Aldrin Brown of the Orange County Register reports on the case of Palestinian-American Tawfiq Mohamad Mousa in an article titled “O.C. man quizzed in federal probe.” Excerpt:
A Palestinian-born Anaheim businessman jailed in Santa Ana on federal charges could be among the first known U.S. citizens targeted by the FBI’s expanding terrorism investigation, his attorney said.
Tawfiq Mohamad Mousa, 40, is scheduled to appear before a federal judge Tuesday in his third attempt to be released on bail pending the outcome of his case.
Mousa, a naturalized U.S. citizen who has lived in Orange County about 20 years, agreed to take a lie detector test and has been questioned repeatedly by federal agents about ties to al-Qaida and other terrorist groups, said his attorney, Alex R. Kessel. Kessel said his client passed the lie detector test.
“I think Mr. Mousa is unfortunately caught up in their net but has not given any indication that he has any involvement with terrorism,” Kessel said during an interview. “Good, hardworking Arabic and Muslim people are getting caught up in the wide net the FBI is casting in its search for “terrorists.”

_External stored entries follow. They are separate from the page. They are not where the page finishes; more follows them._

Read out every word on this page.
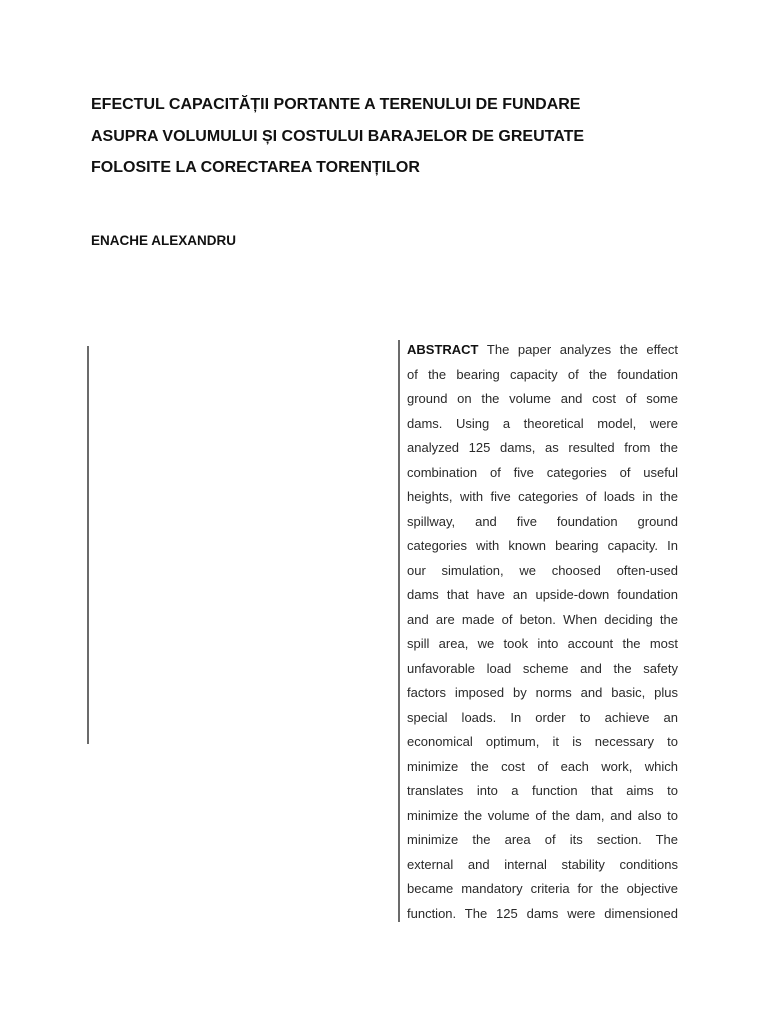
EFECTUL CAPACITĂȚII PORTANTE A TERENULUI DE FUNDARE
ASUPRA VOLUMULUI ȘI COSTULUI BARAJELOR DE GREUTATE
FOLOSITE LA CORECTAREA TORENȚILOR

ENACHE ALEXANDRU

ABSTRACT The paper analyzes the effect
of the bearing capacity of the foundation
ground on the volume and cost of some
dams. Using a theoretical model, were
analyzed 125 dams, as resulted from the
combination of five categories of useful
heights, with five categories of loads in the
spillway, and five foundation ground
categories with known bearing capacity. In
our simulation, we choosed often-used
dams that have an upside-down foundation
and are made of beton. When deciding the
spill area, we took into account the most
unfavorable load scheme and the safety
factors imposed by norms and basic, plus
special loads. In order to achieve an
economical optimum, it is necessary to
minimize the cost of each work, which
translates into a function that aims to
minimize the volume of the dam, and also to
minimize the area of its section. The
external and internal stability conditions
became mandatory criteria for the objective
function. The 125 dams were dimensioned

Mousa has been held in jail since his indictment Oct. 24, accusing him of making bank deposits beginning Sept. 11 of more than $188,000 in small chunks, to avoid filing currency-transaction reports, according to an arrest and search warrant affidavit.
During an investigation of those transactions, bank officials told FBI agents that Mousa previously wired money totaling about $200,000 to an unspecified bank in Israel between May 8 and July 25 — also in small chunks, the court papers showed.
Federal law requires the filing of a currency report for any transaction over $10,000. Deliberately avoiding the reports by moving money in smaller increments is a crime known as “money structuring.” All of Mousa’s alleged deposits and wire transfers were between $9,000 and $10,000.